Chico da Matilde morreu no dia 5 de março de 1914, aos 75 anos. O Dragão do Mar, porém, não teve uma despedida à altura de seu heroísmo em vida. Naquele dia, Fortaleza estava passando por conflitos de rua por conta da revolução política liderada por Padre Cícero e outros homens influentes, que visavam a deposição do então presidente do Ceará, Franco Rabelo.

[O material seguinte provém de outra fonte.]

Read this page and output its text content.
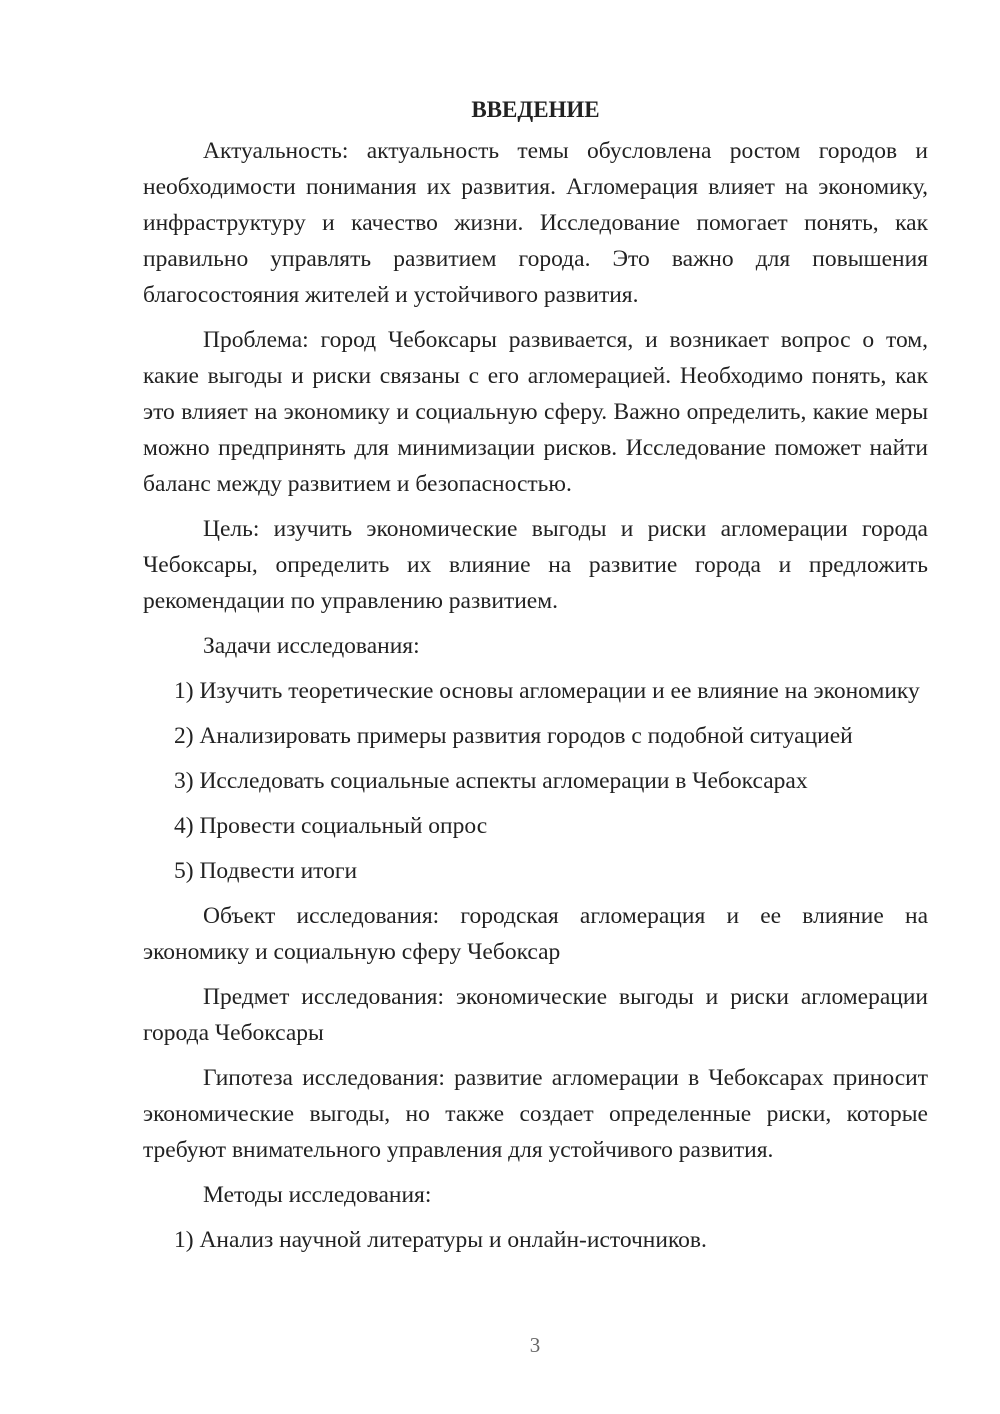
ВВЕДЕНИЕ

Актуальность: актуальность темы обусловлена ростом городов и необходимости понимания их развития. Агломерация влияет на экономику, инфраструктуру и качество жизни. Исследование помогает понять, как правильно управлять развитием города. Это важно для повышения благосостояния жителей и устойчивого развития.

Проблема: город Чебоксары развивается, и возникает вопрос о том, какие выгоды и риски связаны с его агломерацией. Необходимо понять, как это влияет на экономику и социальную сферу. Важно определить, какие меры можно предпринять для минимизации рисков. Исследование поможет найти баланс между развитием и безопасностью.

Цель: изучить экономические выгоды и риски агломерации города Чебоксары, определить их влияние на развитие города и предложить рекомендации по управлению развитием.

Задачи исследования:

1) Изучить теоретические основы агломерации и ее влияние на экономику

2) Анализировать примеры развития городов с подобной ситуацией

3) Исследовать социальные аспекты агломерации в Чебоксарах

4) Провести социальный опрос

5) Подвести итоги

Объект исследования: городская агломерация и ее влияние на экономику и социальную сферу Чебоксар

Предмет исследования: экономические выгоды и риски агломерации города Чебоксары

Гипотеза исследования: развитие агломерации в Чебоксарах приносит экономические выгоды, но также создает определенные риски, которые требуют внимательного управления для устойчивого развития.

Методы исследования:

1) Анализ научной литературы и онлайн-источников.

3
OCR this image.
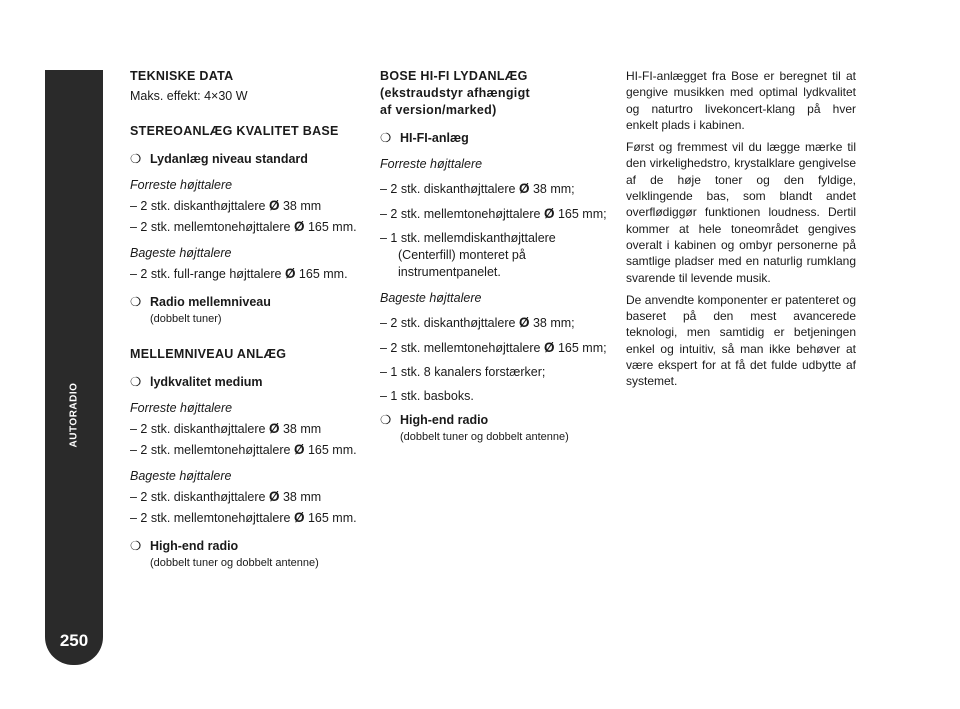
AUTORADIO
250

TEKNISKE DATA

Maks. effekt: 4×30 W

STEREOANLÆG KVALITET BASE

❍ Lydanlæg niveau standard

Forreste højttalere

– 2 stk. diskanthøjttalere Ø 38 mm

– 2 stk. mellemtonehøjttalere Ø 165 mm.

Bageste højttalere

– 2 stk. full-range højttalere Ø 165 mm.

❍ Radio mellemniveau

(dobbelt tuner)

MELLEMNIVEAU ANLÆG

❍ lydkvalitet medium

Forreste højttalere

– 2 stk. diskanthøjttalere Ø 38 mm

– 2 stk. mellemtonehøjttalere Ø 165 mm.

Bageste højttalere

– 2 stk. diskanthøjttalere Ø 38 mm

– 2 stk. mellemtonehøjttalere Ø 165 mm.

❍ High-end radio

(dobbelt tuner og dobbelt antenne)

BOSE HI-FI LYDANLÆG
(ekstraudstyr afhængigt
af version/marked)

❍ HI-FI-anlæg

Forreste højttalere

– 2 stk. diskanthøjttalere Ø 38 mm;

– 2 stk. mellemtonehøjttalere Ø 165 mm;

– 1 stk. mellemdiskanthøjttalere
(Centerfill) monteret på
instrumentpanelet.

Bageste højttalere

– 2 stk. diskanthøjttalere Ø 38 mm;

– 2 stk. mellemtonehøjttalere Ø 165 mm;

– 1 stk. 8 kanalers forstærker;

– 1 stk. basboks.

❍ High-end radio

(dobbelt tuner og dobbelt antenne)

HI-FI-anlægget fra Bose er beregnet til at gengive musikken med optimal lydkvalitet og naturtro livekoncert-klang på hver enkelt plads i kabinen.

Først og fremmest vil du lægge mærke til den virkelighedstro, krystalklare gengivelse af de høje toner og den fyldige, velklingende bas, som blandt andet overflødiggør funktionen loudness. Dertil kommer at hele toneområdet gengives overalt i kabinen og ombyr personerne på samtlige pladser med en naturlig rumklang svarende til levende musik.

De anvendte komponenter er patenteret og baseret på den mest avancerede teknologi, men samtidig er betjeningen enkel og intuitiv, så man ikke behøver at være ekspert for at få det fulde udbytte af systemet.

Em 1999, o símbolo da resistência popular cearense contra a escravidão foi homenageado pelo governo do Ceará, dando seu nome ao Centro Dragão do Mar de Arte e Cultura (CDMAC), em Fortaleza – um dos maiores complexos do gênero no país, que engloba em seus 30 mil metros quadrados de área atrações como o Museu da Cultura Cearense, o Museu de Arte Contemporânea do Ceará, Planetário Rubens de Azevedo, Teatro Dragão do Mar, Salas do Cinema do Dragão, Anfiteatro Sérgio Mota, Espaço Rogaciano Leite Filho e a Biblioteca Leonilson, além de auditório, galerias e espaços para exposições itinerantes, podendo receber até quatro mil pessoas. Dragão do Mar também virou nome de escola, de um petroleiro da Petrobrás e da principal praça de Canoa Quebrada.
Em 2017, o nome de Francisco José do Nascimento foi inscrito no Livro dos Heróis da Pátria, que se encontra no Panteão da Pátria e da Liberdade Tancredo Neves, em Brasília.